TerraformLockState というテーブルに LockID というカラムをPKにして作成してます。

またRead/Writeのキャパシティユニットを1にすることで多少ですが料金を下げるようにしています。

デフォルト5で作成されると思うのですがそもそもそんなにアクセスするものではないので。

ここまでで事前準備は完了です。

構築編

GithubにTerraformのコードを公開してありますのでCloneしてください。

- 最近Terraformに触り始めたばかりなのでPRとかもらえると嬉しい

$ git clone https://github.com/tukaelu/tf-aws-serverless-blog-boilerplate.git
$ cd tf-aws-serverless-blog-boilerplate

Terraformは可変になる値を変数としてコード外に定義して置けるのですがある程度汎用的に使えるように変数化してあります。

terraform.tfvars.sample というファイルがベースのファイルになっているのでコピーして terraform.tfvars を作成します。

$ cp terraform.tfvars{.sample,}

作成した terraform.tfvars を編集しましょう。

apex_domain = "hoge.com"
site_domain = "blog.hoge.com"

access_key = "XXXXXXXXXXXXXXXXXXXXXXXXXXXX"
secret_key = "XXXXXXXXXXXXXXXXXXXXXXXXXXXX"

acm_certificate_arn = "arn:aws:acm:us-east-1:123456789012:certificate/XXXXXXXX-XXXX-XXXX-XXXX-XXXXXXXXXXXX"
項目 説明
apex_domain Route53で管理しているゾーン名を設定
site_domain 公開するドメインを設定(apex_domain配下にAレコードとして追加)
access_key AWSアカウントのアクセスキーを設定
secret_key AWSアカウントのシークレットキーを設定
acm_certificate_arn 発行済のACMのARNを指定

ACMで証明書を作成する際はus-east-1で作成してください。うっかりap-northeast-1で作成するとCFに設定することが出来ません。。

設定後に init します。

$ terraform init

Initializing the backend...
bucket
  The name of the S3 bucket

  Enter a value: tf-state.hoge.com

key
  The path to the state file inside the bucket

  Enter a value: blog.hoge.com/terraform.tfstate
  :
Terraform has been successfully initialized!
  :

terraform.tfstate を保存するバケットとキーを聞かれるので先程作成したバケット名とキー(バケット配下のファイルのパス)を入力してください。

無事に成功すると Terraform has been successfully initialized! というメッセージが表示されるはずです。

続けて plan を実行します。

$ terraform plan

Refreshing Terraform state in-memory prior to plan...
The refreshed state will be used to calculate this plan, but will not be
persisted to local or remote state storage.

data.aws_route53_zone.primary: Refreshing state...

------------------------------------------------------------------------

An execution plan has been generated and is shown below.
Resource actions are indicated with the following symbols:
  + create
 <= read (data resources)

Terraform will perform the following actions:
  :

plan は所謂DryRunでどの様に構築されるか確認できます。省略しますが長々と表示されているのがリソースに関する情報です。

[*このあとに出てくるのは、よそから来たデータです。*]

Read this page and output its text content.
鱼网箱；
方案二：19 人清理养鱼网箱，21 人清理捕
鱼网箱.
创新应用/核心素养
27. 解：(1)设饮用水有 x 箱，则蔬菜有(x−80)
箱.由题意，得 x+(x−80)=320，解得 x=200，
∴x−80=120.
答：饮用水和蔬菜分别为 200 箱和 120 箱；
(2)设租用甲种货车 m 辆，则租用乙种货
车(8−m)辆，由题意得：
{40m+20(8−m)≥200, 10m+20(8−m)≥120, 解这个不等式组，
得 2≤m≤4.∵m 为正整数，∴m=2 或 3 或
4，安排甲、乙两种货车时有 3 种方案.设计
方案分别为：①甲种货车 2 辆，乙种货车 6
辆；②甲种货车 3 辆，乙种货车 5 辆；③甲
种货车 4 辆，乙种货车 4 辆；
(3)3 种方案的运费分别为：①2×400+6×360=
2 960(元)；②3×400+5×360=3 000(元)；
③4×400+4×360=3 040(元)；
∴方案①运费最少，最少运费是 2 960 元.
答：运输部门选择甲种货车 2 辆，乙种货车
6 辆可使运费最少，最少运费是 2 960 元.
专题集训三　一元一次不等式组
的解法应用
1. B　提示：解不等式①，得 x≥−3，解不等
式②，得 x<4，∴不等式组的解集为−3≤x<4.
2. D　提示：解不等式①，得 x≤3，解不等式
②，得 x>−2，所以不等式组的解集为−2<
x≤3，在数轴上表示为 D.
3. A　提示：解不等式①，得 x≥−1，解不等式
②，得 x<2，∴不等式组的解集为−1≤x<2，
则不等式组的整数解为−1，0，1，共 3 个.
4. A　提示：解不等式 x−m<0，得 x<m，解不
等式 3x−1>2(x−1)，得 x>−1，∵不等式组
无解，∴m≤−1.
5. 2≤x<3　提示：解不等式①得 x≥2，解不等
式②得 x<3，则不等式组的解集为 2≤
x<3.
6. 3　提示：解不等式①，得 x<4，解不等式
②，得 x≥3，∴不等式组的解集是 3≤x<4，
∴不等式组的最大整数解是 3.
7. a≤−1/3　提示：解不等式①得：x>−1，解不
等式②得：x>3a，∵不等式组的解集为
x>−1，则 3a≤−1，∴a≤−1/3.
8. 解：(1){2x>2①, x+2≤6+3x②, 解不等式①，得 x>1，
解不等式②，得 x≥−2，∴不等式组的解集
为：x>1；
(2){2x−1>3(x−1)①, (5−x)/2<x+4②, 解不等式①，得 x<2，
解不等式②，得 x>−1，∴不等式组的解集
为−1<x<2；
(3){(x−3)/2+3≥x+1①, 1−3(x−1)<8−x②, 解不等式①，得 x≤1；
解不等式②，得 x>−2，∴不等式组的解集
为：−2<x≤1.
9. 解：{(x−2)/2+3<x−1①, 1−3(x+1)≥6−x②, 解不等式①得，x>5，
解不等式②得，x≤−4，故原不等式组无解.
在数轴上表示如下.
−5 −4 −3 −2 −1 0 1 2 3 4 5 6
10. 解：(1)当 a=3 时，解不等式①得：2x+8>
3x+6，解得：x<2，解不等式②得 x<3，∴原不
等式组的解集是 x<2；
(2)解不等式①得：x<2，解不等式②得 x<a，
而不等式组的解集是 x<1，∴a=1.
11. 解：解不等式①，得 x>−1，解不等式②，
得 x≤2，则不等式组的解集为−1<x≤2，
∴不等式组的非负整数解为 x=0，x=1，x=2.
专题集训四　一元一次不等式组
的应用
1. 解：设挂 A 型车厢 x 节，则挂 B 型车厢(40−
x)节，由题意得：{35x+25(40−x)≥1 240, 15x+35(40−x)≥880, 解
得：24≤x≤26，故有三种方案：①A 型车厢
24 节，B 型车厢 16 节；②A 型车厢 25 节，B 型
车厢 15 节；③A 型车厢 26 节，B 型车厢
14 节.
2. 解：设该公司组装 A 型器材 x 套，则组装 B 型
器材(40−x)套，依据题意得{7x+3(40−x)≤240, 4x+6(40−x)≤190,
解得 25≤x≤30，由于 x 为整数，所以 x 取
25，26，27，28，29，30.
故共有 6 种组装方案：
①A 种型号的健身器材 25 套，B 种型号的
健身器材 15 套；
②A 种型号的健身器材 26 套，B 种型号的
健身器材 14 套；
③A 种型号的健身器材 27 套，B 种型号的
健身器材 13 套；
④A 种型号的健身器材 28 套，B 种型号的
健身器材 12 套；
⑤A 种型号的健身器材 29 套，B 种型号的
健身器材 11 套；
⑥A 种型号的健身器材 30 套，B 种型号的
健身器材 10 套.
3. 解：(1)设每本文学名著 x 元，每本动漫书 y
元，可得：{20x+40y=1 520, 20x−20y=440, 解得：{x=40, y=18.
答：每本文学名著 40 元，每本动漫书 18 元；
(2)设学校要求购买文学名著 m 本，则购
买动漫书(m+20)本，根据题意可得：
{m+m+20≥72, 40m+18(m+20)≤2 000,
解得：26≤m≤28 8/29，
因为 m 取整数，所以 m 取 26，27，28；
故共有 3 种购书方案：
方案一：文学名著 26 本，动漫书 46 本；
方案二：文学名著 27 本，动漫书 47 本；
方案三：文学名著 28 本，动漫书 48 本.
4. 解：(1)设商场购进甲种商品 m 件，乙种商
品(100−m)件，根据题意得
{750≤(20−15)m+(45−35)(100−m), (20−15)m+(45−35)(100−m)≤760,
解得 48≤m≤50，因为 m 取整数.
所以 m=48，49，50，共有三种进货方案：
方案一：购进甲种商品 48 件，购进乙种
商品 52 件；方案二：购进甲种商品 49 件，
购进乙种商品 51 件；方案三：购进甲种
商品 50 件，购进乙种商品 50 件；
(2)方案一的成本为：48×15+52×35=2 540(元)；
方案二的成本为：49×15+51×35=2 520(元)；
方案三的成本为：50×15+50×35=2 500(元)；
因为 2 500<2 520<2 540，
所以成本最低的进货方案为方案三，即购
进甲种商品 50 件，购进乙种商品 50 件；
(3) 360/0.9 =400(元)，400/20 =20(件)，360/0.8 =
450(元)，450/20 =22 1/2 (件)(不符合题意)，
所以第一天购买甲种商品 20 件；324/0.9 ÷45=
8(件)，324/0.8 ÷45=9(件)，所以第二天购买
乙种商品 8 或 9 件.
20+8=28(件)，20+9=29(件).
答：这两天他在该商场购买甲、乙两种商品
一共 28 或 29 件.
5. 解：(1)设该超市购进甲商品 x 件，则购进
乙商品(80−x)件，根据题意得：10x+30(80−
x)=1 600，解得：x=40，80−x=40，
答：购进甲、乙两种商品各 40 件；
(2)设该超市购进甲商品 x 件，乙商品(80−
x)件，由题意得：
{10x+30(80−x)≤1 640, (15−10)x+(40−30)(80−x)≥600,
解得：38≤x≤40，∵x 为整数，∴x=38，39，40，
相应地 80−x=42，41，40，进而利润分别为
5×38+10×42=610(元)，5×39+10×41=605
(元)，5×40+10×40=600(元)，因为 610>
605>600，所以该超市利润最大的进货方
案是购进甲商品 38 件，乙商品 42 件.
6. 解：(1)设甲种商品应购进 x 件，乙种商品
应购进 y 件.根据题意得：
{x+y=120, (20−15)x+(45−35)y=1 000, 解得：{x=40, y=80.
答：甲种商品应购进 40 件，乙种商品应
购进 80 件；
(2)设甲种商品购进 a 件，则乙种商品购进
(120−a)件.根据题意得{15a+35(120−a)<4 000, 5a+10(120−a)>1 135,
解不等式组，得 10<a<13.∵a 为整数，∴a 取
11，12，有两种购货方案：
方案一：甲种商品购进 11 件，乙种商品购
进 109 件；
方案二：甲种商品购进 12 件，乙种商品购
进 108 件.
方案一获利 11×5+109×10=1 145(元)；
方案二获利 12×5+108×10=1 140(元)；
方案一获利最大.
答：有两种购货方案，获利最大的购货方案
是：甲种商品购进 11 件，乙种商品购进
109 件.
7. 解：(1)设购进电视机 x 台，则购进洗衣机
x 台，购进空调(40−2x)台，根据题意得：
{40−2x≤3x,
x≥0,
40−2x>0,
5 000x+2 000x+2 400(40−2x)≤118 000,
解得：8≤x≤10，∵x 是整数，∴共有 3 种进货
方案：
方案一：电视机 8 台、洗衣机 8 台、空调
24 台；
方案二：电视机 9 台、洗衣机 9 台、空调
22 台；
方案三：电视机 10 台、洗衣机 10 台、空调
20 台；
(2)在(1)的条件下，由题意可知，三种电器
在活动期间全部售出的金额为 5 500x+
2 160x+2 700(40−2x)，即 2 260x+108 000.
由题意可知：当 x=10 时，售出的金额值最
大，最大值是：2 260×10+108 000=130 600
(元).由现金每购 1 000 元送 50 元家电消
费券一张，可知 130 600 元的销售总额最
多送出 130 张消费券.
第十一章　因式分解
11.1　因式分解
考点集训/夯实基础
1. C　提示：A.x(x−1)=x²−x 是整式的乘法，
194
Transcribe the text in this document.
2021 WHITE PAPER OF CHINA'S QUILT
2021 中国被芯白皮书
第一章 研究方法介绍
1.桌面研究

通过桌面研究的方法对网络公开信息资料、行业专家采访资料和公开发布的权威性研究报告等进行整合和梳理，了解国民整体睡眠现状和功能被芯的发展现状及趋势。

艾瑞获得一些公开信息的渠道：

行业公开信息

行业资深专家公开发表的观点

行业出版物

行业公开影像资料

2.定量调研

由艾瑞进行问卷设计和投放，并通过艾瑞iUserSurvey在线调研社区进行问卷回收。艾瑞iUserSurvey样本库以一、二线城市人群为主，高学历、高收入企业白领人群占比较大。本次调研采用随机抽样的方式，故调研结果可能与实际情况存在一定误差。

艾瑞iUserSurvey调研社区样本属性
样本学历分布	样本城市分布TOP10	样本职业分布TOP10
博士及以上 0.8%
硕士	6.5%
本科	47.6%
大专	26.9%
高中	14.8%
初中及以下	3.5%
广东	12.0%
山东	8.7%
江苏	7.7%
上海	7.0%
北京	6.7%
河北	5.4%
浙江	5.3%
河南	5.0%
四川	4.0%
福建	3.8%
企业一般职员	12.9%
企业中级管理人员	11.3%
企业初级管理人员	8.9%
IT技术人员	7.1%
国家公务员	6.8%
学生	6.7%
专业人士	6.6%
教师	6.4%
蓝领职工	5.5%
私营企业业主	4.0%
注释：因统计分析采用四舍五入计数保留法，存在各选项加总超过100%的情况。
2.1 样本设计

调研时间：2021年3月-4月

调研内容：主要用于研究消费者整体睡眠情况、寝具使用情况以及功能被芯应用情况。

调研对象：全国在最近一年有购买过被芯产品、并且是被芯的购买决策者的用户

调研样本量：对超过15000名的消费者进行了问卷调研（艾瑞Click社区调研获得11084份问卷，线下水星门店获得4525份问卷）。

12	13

それでは apply を実行して実際に構築してみましょう。

$ terraform apply
 :
Apply complete! Resources: 5 added, 0 changed, 0 destroyed.

5 addedとなっていて以下のリソースが追加されています。

CFのディストリビューションが作成されているか一覧画面を開いてみます。

f:id:tukaelu:20180404064923p:plain

作成されていますね!

S3にコンテンツがないのでアクセスしても何も表示されないですが、S3にコンテンツを配置してInvalidationしてキャッシュを作り直すとコンテンツがCFから返却されるようになります。

サイトジェネレーター等で生成してS3にデプロイする流れが出来れば完璧ですね!